Dieser Text zieht momentan durch sämtliche Ultra-Kreise Deutschlands und sorgt allerorts für Gänsehaut, zumindest bei den Leuten, die sich voll und ganz und an jedem Tag ihres Lebens damit identifizieren können, ja in vielerlei Hinsicht diesen Lebensstil übernommen haben.
Der Text, welcher aus Domenico Mungo's Buch CANI SCIOLTI stammt (gibt es leider nur im italienschen Orginal) ist von einer äusserst interessanten und informativen Internetseite eines Deutschen, der in Italien lebt und sich offensichtlich nicht nur mit den oberflächlichen Attributen der Ultras beschäftigt, sondern auch Ahnung von den Werten und der Mentalität hat, die die verschiedenen Gruppen leben.
Den unteren Auszug hätte man tatsächlich nicht treffender und emotionaler ausdrücken können.
Wer bisher keine oder nur wenig Ahnung über Ultras hatte oder gar eine eher ablehnende Meinung zu den Hardcore-Jungs in der Kurve vertrat (die soll es ja anscheinend auch geben),
der wird nach dem Lesen dieses Textes vielleicht einen Deut mehr verstehen, worum es
einem Ultrà geht und wofür er lebt.
Hier natürlich noch der Link zur Seite
http://www.altravita.com/

ENJOY!

“…Ultrà zu sein ist eine Haltung, von der du erst im Lauf der Zeit merkst, dass du sie hast… es ist eine ontologische Dimension, eine Art sich zu den anderen Komponenten dieser Scheißgesellschaft in Beziehung zu setzen, eine vielleicht unerklärbare Lebenshaltung…
Etwas, das du erst nach einer gewissen Zahl an Auswärtsfahrten verstehen kannst.
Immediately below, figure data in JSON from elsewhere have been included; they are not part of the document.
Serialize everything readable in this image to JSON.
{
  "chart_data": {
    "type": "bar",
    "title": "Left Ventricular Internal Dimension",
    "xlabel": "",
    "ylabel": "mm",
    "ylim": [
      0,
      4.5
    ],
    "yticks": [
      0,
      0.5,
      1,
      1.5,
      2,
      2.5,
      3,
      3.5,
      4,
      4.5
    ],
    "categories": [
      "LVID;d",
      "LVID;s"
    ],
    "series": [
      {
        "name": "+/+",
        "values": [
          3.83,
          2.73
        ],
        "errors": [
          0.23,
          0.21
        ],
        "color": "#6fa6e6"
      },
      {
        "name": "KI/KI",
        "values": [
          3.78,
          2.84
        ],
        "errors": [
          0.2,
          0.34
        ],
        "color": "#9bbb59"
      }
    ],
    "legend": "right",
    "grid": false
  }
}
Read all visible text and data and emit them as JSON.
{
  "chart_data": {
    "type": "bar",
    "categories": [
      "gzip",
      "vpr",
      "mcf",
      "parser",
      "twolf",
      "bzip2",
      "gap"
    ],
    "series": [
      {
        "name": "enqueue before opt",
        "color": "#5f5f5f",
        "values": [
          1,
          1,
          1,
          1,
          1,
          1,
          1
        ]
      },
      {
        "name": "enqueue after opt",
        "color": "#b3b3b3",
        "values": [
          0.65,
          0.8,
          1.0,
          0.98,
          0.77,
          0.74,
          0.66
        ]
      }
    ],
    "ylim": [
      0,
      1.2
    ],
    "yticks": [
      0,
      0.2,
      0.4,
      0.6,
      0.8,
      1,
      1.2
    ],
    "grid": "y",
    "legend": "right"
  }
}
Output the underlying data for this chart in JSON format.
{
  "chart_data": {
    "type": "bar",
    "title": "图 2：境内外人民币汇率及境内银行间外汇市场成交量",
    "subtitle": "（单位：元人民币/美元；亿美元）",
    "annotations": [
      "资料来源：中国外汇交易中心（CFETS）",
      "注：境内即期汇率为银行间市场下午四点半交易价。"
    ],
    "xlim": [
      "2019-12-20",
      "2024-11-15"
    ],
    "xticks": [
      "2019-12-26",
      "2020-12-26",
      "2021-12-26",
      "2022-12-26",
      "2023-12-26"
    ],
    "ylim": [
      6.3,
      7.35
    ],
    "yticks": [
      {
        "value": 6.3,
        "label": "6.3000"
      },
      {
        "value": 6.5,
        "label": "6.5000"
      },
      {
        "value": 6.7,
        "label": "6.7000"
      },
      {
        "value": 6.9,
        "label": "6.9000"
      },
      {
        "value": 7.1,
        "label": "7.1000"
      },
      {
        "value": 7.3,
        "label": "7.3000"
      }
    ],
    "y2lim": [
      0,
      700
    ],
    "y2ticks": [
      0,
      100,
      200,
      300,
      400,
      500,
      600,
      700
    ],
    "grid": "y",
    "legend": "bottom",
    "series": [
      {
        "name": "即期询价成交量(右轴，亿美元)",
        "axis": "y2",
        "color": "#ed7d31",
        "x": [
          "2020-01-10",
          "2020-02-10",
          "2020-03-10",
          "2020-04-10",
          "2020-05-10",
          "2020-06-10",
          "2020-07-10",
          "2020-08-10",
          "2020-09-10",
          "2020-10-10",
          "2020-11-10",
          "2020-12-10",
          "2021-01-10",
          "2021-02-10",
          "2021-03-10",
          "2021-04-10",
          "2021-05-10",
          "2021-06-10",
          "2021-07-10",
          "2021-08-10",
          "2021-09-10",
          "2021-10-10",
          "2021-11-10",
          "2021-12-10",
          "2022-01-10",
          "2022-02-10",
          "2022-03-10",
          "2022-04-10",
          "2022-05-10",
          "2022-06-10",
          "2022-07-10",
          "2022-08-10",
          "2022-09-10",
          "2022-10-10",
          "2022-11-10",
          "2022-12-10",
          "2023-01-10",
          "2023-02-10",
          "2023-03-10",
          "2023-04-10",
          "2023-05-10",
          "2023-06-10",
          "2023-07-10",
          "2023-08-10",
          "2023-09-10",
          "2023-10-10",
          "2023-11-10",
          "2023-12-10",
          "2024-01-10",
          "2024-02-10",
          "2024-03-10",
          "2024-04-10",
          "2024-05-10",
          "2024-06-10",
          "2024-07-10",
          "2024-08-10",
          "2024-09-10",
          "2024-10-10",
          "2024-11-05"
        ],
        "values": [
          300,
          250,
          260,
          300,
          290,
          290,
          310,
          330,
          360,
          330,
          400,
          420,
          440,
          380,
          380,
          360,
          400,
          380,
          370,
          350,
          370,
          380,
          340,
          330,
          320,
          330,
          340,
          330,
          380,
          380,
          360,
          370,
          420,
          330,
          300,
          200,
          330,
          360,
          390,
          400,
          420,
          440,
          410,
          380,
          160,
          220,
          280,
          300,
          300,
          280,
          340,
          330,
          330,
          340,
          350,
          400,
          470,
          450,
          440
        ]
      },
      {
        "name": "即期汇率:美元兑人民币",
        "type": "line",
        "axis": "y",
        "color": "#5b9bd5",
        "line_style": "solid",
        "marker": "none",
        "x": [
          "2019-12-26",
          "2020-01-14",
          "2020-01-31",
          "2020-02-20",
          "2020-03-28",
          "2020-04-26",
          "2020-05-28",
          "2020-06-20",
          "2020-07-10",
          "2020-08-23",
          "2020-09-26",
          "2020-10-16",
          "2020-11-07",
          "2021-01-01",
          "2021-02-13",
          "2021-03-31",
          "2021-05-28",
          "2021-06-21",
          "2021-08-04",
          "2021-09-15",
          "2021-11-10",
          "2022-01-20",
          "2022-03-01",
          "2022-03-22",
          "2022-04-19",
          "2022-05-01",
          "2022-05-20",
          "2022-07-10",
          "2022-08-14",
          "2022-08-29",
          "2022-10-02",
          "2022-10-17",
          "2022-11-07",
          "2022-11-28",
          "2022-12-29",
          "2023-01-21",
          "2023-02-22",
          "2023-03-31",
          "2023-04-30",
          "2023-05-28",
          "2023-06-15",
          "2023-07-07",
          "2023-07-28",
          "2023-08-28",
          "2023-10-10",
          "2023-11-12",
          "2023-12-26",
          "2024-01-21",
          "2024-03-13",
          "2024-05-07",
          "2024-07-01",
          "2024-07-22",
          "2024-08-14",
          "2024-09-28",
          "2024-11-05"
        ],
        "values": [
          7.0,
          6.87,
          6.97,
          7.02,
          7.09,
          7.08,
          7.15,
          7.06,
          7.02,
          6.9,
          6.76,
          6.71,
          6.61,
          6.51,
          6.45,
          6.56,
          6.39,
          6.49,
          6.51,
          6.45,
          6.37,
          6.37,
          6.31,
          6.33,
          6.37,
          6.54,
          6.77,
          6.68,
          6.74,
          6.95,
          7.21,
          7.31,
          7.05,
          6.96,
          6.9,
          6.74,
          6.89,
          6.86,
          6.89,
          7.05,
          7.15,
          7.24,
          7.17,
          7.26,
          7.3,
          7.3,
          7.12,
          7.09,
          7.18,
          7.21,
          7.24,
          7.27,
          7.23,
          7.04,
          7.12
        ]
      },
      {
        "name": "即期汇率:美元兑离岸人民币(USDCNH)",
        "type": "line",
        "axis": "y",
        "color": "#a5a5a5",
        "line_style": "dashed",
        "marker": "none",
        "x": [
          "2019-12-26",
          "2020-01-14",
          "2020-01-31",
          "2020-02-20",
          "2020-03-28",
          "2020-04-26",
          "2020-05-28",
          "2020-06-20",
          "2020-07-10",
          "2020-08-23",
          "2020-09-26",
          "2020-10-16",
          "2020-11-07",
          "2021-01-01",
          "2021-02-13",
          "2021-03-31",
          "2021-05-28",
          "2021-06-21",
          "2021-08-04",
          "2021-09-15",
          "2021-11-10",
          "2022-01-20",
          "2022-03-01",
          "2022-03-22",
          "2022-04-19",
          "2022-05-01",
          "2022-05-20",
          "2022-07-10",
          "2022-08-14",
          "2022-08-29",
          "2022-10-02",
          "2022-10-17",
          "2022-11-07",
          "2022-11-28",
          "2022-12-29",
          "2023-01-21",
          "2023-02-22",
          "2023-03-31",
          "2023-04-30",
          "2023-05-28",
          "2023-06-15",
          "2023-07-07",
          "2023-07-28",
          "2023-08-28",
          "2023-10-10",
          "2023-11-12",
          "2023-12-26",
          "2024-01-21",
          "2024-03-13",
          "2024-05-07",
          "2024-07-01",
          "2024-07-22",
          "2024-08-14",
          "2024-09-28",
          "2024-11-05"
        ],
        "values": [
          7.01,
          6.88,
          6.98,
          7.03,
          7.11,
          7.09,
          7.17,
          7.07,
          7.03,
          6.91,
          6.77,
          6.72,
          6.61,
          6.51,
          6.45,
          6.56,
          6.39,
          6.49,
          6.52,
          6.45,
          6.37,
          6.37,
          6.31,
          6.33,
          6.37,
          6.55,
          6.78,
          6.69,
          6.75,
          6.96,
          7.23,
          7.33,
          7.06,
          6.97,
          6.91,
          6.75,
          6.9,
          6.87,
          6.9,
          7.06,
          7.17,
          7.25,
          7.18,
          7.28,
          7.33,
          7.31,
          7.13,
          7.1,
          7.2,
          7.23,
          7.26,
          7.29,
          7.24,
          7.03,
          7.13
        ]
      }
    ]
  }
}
Nachdem du dir auf der Gepäckablage des Zugs den Rücken verbeult hast, auf der du die ganze Nacht versucht hast, ein Auge zuzumachen. Nachdem du ein längst schon trockenes und geschmackfreies Brötchen mit 10 Leuten geteilt hast. Nachdem du eine ganze Woche geackert hast, nur um das zusammenzukratzen, was ein beschissenes Kurventicket kostet. Nachdem du dich stundenlang hinter den Sträuchern des Bahnhofs Caserta versteckt hast, um auf den vorbeikommenden Zug aufzuspringen, der dich in diese verfickte Feindstadt bringt, wo du genau weißt, dass sie dich fertigmachen wollen, weil du sie damals im Hinspiel bis in den Zug geprügelt hattest. Nachdem du bis um 4 Uhr morgens an einem Transpi gemalt hast, mit dem du den Gutmenschen und Wohlmeinenden das in die Fresse rotzt, was diese niemals wissen wollen. Nachdem du um 8 Uhr morgens am Hauptbahnhof deiner Heimatstadt angekommen bist, und nach Hause rennst für eine schnelle Dusche, weil du in ein paar Stunden eine wichtige Prüfung hast. Nachdem du keinen Cent mehr in den Taschen hast, weil das Geld für diesen Vielfraß von Anwalt aufzutreiben war, der die Verteidigung von deinem Kumpel übernimmt, der 15 Tage Knast und 3 Monate Hausarrest dafür bekommen hat, weil er schuldig ist, Ultrà zu sein. Nachdem du dich jedweder Würde beraubt gesehen hast, zusammengedrängt auf wenigen Quadratmetern gemeinsam mit weiteren 200 Personen und den Bullen, die deine Rebellion niederschlagen wollen mit dem stählernen Inneren von verkehrt herum gehaltenen Schlagstöcken, die dir nahelegen, auf den Knien zu bleiben. Nachdem du mit deinen Eltern gestritten hast, die in der Zeitung gelesen haben, du seist ein asozialer Rowdy, Kind einer gewalttätigen und kranken Gesellschaft. Nachdem du dein Mädchen verlassen hast, weil sie dir verboten hat, Auswärts zu fahren. Nachdem du im zweiten Studienjahr erst ganz wenige Prüfungen bestanden hast, weil in deinem Hirn immer noch die Eisenbahngleise poltern und das Krachen der Stöcke, die auf dem Helm irgendeines Polizisten zersplittern…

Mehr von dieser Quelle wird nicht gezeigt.